A private landowner donated their property to Folly Beach on Tuesday, but the land won't be used as a public park or green space — it's underwater.
And the parcel, legally designated as 501 W. Atlantic Ave., has been so ravaged by erosion that it's named for a street that no longer exists.
This isn't the first time that an eroded property that was once beachfront has been given to the town. It's happened several times over the years, and when Folly began its beach renourishment in the early '90s, the town had to buy, lease or otherwise gain rights to access dozens of parcels.
"Generally speaking, if they're on the beach and they're at all threatened or underwater, we accept them with open arms," City Administrator Spencer Wetmore said. "We love it, we appreciate this family donating it."
An attorney for the family donating the parcel could not be reached after multiple phone calls. Folly Beach landowners with underwater parcels still may own them legally, but they're classified as undevelopable and hardly taxed at all, only a little more than $2 a year.
Like most beach communities in South Carolina, Folly struggles with beach erosion. The problem is exacerbated, however, by the jetties that keep the Charleston Harbor's shipping channel open, disrupting a southward flow of sand that otherwise might reach Folly's shore.
Hurricanes and serious storms can also pack a blow.
LaJuan Kennedy, a local real estate agent and the chair of Folly's Planning Commission, said the storm of 1939 wiped about five houses off the front of the beach, the whole of Atlantic Avenue, at that time.

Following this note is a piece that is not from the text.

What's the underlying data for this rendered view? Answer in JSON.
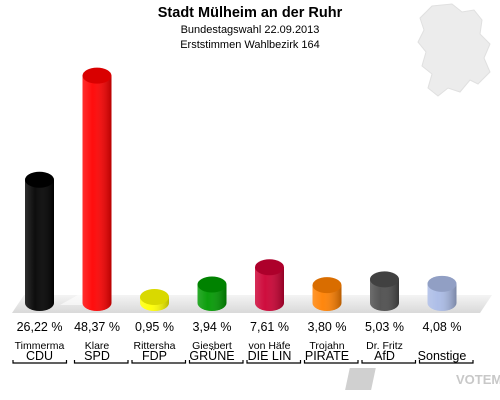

The island was less developed then, and the only paved road was Center Street.
While the land at 501 West Atlantic isn't buildable, there are some lots on Folly that are firmly in the dunes, sometimes washed over between renourishment projects, but still available for development.
Because of its unique erosion situation, Folly is exempt from the state regulations that might normally restrict that kind of beachfront building. In all, there are 35 of these "super beachfront" lots — lots that do not have street access but are landward of the line where Folly stops renourishment projects.
Already, seven lots have been donated to the town, and 14 have existing homes, Wetmore said.
The lots can be controversial. Most recently, the septic tanks there have popped up as a feature the city may regulate when it eventually lifts its waterfront building moratorium.
Building there may be restricted by the town itself as Folly crafts a dune management area along the beach while the moratorium is in place. But that plan is sure to be a hot topic when it's finally presented to the public.
"We’ve got property rights and the rights of the public," Kennedy said. "Where does one begin and the other end? It’s not going to be an easy thing."